Deste modo, o actor fica mais liberto para agir de forma a mitigar os efeitos constrangedores da normatividade vigente, até porque essa mesma normatividade o remete para o campo da decisão individual e reflexiva. Este processo é aplicável a práticas de exposição e representação, sobretudo quando estas estão à distância da observação e da visibilidade inerentes ao espaço digital e, em particular, às redes sociais que enfatizam a opticização das particularidades e das experiências subjectivas dos indivíduos. A propósito, Daniel Innerarity tece a seguinte constatação:

Numa sociedade articulada em redor dos meios de comunicação, a distinção fundamental é entre a atenção e a ignorância; tudo se decide na capacidade de perceber e ser percebido. Não nada pior que passar despercebido, ser invisível. A própria existência parece incerta enquanto não é confirmada pelo olhar de outros (2009: 134).

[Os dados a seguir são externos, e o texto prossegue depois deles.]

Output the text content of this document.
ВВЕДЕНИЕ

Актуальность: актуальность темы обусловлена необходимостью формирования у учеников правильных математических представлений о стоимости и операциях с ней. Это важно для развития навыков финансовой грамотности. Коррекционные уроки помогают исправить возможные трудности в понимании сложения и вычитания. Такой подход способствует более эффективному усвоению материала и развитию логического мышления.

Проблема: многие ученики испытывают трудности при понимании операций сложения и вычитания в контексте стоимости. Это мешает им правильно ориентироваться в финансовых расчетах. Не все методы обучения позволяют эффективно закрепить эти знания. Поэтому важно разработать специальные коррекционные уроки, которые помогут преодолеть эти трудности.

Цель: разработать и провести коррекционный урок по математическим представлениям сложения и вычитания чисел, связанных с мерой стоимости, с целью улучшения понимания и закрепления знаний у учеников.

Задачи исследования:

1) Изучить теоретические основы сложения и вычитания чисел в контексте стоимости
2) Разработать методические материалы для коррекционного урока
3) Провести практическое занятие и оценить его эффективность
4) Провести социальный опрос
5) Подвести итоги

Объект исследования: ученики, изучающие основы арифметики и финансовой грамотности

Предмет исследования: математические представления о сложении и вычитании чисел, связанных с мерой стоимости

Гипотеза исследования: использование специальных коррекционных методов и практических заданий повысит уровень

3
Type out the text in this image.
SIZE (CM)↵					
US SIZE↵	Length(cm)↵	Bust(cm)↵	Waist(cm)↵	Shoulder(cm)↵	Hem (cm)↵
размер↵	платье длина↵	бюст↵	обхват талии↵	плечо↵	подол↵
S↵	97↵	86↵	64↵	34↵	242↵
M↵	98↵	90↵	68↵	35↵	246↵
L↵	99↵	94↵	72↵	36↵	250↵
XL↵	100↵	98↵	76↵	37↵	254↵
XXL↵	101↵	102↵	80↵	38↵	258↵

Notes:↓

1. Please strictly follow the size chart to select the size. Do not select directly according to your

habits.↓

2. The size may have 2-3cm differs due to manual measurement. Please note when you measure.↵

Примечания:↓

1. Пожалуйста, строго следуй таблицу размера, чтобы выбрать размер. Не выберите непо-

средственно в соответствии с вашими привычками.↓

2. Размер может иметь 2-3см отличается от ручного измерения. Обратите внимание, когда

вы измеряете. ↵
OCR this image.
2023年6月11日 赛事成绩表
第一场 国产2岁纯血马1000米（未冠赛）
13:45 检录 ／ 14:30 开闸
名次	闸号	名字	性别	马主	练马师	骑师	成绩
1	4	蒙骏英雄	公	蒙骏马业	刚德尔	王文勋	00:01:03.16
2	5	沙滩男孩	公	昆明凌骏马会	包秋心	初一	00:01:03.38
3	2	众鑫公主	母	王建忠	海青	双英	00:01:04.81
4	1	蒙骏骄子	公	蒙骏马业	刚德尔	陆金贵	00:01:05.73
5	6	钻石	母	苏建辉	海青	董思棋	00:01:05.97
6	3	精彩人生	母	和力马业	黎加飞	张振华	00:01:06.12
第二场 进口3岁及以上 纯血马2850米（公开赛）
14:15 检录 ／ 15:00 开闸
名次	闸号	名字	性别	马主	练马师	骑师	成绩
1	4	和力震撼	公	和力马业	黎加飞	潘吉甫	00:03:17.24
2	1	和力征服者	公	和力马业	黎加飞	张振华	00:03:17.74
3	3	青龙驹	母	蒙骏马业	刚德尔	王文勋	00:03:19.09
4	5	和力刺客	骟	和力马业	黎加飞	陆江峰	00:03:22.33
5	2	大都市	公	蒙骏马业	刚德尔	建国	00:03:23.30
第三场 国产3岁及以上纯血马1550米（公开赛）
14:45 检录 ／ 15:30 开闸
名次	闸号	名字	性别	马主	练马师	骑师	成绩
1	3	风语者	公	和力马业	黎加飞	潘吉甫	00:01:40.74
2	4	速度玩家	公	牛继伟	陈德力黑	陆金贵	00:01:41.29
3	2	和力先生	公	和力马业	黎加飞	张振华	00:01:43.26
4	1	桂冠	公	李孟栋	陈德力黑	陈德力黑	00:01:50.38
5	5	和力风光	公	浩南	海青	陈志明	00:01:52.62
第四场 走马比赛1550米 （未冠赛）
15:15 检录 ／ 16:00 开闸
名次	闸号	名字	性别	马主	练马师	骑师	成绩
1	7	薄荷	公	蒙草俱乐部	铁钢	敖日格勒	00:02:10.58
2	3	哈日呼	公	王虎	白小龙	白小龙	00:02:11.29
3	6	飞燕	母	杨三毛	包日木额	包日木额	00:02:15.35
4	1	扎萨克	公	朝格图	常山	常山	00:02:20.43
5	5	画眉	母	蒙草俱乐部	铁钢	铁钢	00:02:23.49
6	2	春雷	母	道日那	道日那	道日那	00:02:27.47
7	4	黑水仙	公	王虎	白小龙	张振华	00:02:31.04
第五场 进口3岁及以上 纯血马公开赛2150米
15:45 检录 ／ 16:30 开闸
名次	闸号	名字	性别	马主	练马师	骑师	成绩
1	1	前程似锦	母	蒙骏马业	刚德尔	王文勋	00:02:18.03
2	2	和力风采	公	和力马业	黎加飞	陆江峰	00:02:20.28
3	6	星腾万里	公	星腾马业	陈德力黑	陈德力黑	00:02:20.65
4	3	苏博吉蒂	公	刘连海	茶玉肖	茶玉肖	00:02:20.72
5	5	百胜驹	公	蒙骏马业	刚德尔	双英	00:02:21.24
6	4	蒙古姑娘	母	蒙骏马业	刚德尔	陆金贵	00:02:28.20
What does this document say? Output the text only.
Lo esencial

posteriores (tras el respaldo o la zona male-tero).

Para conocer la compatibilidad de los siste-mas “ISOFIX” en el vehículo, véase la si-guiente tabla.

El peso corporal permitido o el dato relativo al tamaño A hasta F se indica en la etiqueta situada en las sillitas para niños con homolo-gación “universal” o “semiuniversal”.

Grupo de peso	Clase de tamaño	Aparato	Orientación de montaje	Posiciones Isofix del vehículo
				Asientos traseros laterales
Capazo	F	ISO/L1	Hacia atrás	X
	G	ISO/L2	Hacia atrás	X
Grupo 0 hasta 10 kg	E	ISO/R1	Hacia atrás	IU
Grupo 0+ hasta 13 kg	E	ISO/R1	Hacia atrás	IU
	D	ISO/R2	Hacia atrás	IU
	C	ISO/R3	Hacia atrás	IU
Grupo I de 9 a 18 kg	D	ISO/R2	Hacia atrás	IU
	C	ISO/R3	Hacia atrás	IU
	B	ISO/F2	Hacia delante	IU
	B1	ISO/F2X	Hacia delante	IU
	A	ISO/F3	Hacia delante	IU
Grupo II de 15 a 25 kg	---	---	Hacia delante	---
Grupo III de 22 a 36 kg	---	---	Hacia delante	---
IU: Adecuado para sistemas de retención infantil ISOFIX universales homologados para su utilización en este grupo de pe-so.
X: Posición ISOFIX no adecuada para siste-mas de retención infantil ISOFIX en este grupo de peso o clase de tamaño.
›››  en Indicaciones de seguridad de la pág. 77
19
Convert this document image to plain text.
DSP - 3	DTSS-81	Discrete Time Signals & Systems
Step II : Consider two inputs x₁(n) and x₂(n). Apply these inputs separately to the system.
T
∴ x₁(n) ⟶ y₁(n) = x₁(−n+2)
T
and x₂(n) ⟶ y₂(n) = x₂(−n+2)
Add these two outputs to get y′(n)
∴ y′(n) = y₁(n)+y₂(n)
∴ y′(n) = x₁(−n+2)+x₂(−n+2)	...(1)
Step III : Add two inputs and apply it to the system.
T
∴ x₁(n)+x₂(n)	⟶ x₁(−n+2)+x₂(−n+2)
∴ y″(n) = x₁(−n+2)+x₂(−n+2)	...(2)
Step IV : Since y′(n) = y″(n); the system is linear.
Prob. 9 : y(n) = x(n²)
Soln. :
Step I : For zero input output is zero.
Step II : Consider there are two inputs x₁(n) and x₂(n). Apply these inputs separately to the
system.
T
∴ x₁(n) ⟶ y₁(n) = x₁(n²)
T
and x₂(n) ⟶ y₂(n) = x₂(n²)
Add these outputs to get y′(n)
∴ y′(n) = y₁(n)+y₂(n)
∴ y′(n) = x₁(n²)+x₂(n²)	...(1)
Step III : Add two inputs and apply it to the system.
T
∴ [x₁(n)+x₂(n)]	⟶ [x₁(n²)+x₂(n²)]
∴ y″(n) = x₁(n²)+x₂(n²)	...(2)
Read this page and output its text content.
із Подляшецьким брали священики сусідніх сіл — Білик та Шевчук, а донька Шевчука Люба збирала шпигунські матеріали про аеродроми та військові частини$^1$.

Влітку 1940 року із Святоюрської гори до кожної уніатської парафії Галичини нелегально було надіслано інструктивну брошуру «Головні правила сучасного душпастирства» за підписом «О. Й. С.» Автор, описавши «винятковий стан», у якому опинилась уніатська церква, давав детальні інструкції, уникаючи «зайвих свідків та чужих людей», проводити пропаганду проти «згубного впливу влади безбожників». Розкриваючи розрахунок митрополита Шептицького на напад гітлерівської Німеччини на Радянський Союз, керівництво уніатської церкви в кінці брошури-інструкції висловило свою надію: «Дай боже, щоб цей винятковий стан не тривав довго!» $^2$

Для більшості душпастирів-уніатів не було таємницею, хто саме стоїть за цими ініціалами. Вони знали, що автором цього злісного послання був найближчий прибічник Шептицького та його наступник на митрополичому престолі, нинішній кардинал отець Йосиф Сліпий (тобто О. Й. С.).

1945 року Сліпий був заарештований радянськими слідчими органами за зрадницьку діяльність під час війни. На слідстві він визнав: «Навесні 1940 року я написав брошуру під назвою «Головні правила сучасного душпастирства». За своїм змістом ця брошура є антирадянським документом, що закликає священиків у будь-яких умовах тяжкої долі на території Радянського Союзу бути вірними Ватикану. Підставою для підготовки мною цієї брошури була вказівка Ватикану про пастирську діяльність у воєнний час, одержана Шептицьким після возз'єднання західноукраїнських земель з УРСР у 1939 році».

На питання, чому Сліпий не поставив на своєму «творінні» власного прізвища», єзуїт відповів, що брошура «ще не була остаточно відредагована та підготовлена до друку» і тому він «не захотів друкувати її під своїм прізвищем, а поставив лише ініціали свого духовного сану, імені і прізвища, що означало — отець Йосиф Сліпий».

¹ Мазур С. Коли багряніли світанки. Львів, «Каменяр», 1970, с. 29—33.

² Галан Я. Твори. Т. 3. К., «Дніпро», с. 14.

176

No fundo, trata-se da exaltação da singularidade individual, uma exaltação que concebe cada vez mais relevo aos aspectos privados da existência e à enunciação da visibilidade identitária e de afectos e vivências pessoais. Como tivemos oportunidade de constatar, a preocupação que os indivíduos sentem em se exteriorizar é uma influência da civilização helenística, mas parece evidente que este sentimento regressou mediante novas formas de exteriorização que, no entanto, mais não fazem do que acentuar a tendência secular da sociedade como esfera de aparição, como espaço de ser e de aparecer para os outros. O incremento das tecnologias de informação, especificamente das redes sociais digitais, intensificou a categoria da aparência presente nas interacções quotidianas onde os indivíduos representam o seu self. Porém, e tal como sublinhou Joshua Meyrowitz (1986), a natureza dos mediaelectrónicos torna bastante difícil separar a esfera das experiências públicas da esfera das experiência privadas, anulando-se, consequentemente, a distinção goffmaniana entre bastidores e palco e entre público e privado.